There are no slides for this class, it is taught entirely in workshop format. A core skill you’ll be practicing is searching for help on the task you want to complete. If you feel stuck search for “tidyverse” and a description of the data wrangling task you’re trying to do.

5.2 Exercises

Find the folder /datawrangle in the google drive

review the project organisation and files
open the file datawrangle_exercises.R
complete the tasks described

5.3 Checklist

You should leave being familiar with these concepts, and known where to look up how to implement them. Indented bullets are more advanced topics (not always covered in the exercise)

Load data from CSV
- load data from an excel file
- load data from a TSV file (tab separated values)
Recognise common tidyverse functions (below)
Use the pipe operator %>%
Mutate: new columns by combining old ones
- Use string functions on column values (e.g. separate on characters, take substrings)
Select: select columns
Filter: select rows by values
group_by and summarise
- Understand this is a specific example of a general method of split-apply-combine
rename: to change column names
convert variable types, e.g. using as.numeric
join: to merge data frames, requires a common key between data frames
- understand inner joins, left and right joins

Almost any data wrangling task you can imagine can be done, you just need to find the right function or functions.

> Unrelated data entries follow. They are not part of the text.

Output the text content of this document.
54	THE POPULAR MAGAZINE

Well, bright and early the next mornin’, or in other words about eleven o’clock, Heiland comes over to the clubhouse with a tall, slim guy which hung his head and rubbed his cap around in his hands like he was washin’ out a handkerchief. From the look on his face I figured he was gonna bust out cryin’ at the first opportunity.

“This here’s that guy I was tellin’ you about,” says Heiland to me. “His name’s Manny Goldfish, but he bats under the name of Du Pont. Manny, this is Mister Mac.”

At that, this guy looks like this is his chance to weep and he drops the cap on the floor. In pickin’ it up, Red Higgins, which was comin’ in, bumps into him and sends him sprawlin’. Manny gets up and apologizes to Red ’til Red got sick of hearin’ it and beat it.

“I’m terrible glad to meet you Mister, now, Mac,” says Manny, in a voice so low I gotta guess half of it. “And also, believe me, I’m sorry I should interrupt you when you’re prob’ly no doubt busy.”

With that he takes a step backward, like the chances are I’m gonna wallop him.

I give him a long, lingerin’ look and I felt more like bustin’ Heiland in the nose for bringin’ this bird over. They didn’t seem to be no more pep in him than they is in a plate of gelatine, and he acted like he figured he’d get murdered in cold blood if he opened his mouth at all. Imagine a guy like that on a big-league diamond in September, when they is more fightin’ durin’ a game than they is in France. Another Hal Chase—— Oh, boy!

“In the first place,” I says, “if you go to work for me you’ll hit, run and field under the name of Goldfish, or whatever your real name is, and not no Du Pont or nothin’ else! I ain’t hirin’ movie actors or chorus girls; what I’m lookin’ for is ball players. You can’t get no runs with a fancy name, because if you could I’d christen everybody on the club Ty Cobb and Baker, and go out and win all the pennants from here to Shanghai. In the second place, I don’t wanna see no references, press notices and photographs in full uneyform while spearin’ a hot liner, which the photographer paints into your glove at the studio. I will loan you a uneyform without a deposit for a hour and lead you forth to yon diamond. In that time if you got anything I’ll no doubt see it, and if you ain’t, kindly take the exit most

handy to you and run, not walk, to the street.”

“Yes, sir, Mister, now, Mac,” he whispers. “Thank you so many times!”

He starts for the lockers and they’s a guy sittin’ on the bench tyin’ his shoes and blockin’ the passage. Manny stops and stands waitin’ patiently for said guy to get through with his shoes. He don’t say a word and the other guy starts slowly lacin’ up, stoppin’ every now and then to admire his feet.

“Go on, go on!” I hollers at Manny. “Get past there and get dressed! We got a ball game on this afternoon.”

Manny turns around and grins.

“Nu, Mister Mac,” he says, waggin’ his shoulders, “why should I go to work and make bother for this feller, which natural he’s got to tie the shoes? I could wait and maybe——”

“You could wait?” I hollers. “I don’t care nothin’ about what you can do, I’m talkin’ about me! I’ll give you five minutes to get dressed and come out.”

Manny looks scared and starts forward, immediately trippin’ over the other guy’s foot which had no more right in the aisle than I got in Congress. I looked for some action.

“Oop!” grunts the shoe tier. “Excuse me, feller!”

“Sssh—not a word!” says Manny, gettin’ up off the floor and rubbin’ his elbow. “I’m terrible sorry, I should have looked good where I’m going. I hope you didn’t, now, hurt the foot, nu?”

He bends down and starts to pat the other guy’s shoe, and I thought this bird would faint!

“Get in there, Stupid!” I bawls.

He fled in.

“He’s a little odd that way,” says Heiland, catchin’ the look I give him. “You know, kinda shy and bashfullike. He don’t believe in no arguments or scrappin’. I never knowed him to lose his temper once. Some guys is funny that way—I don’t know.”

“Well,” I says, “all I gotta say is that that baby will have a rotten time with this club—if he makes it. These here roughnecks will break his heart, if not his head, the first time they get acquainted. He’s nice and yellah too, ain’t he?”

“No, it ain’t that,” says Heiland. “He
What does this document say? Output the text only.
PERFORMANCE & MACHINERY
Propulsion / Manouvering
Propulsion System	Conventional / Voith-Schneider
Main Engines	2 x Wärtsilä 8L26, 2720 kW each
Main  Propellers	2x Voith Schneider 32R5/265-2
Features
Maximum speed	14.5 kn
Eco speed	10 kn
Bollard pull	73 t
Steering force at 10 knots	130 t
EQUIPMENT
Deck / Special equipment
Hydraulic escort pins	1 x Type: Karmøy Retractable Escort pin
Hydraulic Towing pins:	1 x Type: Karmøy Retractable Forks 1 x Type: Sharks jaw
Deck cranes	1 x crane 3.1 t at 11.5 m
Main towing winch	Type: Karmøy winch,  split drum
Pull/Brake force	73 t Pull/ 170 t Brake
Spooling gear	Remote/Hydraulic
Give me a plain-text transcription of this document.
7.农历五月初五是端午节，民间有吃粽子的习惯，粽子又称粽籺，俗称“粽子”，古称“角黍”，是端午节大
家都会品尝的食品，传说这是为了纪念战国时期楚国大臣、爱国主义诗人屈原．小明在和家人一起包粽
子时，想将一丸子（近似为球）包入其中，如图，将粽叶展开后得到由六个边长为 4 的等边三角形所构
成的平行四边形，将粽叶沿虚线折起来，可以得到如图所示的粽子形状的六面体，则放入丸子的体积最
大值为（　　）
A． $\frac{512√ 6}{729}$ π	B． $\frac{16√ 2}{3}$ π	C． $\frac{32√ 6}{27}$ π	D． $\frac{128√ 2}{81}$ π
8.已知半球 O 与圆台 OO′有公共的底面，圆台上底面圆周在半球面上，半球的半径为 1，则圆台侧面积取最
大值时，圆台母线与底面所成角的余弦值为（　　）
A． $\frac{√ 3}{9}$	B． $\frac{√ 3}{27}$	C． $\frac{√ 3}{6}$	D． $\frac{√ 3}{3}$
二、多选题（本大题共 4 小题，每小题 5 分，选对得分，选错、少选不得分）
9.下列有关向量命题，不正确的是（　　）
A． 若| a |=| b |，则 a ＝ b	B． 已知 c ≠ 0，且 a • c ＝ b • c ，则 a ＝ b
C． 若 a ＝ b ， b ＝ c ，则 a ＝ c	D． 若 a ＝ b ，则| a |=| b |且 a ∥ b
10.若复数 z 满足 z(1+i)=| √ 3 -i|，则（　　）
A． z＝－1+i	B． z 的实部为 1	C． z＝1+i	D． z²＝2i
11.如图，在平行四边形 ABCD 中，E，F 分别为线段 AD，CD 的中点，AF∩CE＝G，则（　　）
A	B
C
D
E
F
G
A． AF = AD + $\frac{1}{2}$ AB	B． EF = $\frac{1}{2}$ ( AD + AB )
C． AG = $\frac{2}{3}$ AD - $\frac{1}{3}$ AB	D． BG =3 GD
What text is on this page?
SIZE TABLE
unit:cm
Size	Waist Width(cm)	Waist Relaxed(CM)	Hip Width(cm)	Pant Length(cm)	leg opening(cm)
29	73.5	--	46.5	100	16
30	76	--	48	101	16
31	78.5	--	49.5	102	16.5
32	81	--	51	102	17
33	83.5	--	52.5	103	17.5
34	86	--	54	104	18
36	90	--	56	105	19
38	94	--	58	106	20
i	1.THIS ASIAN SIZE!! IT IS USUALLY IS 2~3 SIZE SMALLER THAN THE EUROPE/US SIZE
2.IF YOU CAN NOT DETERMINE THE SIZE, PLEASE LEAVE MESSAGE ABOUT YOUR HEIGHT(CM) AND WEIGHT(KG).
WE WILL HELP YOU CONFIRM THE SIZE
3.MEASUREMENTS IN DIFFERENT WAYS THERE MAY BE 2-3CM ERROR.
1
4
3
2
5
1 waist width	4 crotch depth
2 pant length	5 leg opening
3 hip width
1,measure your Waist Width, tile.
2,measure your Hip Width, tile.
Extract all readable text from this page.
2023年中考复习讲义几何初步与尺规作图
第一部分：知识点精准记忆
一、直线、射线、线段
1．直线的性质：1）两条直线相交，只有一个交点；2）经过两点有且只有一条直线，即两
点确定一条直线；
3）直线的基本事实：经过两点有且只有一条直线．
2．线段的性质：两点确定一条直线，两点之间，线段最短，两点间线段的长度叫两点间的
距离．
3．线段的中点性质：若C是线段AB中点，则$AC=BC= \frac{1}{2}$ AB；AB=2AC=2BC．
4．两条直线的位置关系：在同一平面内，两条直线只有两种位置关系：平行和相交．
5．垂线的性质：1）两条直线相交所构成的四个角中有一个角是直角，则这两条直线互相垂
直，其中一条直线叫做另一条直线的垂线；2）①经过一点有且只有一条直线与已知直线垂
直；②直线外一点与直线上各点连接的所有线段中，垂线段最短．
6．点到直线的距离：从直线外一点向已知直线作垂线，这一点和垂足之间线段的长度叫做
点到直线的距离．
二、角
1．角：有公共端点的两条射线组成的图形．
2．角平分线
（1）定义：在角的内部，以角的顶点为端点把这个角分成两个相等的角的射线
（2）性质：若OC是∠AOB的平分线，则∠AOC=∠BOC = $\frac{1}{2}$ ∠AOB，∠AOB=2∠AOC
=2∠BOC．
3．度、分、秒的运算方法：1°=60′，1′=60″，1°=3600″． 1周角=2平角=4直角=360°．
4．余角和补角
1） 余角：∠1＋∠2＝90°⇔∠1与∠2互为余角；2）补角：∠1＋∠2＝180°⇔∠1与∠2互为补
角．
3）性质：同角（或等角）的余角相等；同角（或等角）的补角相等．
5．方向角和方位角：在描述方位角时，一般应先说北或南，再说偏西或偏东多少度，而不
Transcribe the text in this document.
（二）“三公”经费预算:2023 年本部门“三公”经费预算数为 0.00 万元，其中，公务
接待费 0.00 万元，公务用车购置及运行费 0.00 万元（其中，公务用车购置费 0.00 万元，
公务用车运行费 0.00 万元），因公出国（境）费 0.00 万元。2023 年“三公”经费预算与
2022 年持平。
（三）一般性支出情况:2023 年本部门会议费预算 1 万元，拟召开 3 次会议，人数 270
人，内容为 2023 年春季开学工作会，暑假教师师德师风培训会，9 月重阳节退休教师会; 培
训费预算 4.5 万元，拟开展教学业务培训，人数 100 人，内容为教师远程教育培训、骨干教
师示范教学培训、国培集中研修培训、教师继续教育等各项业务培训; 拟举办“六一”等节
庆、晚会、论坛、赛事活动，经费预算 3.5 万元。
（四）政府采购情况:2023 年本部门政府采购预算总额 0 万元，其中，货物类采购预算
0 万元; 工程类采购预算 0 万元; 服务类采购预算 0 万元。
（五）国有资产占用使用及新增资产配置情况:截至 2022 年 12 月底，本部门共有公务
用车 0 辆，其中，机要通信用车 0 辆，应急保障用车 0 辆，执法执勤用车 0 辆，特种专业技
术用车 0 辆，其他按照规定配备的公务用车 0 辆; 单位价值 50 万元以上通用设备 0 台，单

So the final item for this classes checklist is

practice searching for solutions to your data wrangling problems

5.4 Resources

Slides on Data Cleaning https://cghlewis.github.io/ncme-data-cleaning-workshop/slides.html
Data Skills for Reproducible Science: Data Wrangling
Claudia A Engel: Data Wrangling with R
R for Data Science: Part II Wrangle, especially Chapter 12 Tidy Data and Chapter 13 Relational Data
datacarpentry.org Data Wrangling with dplyr and tidyr
RStudio: data wrangling cheatsheet (PDF)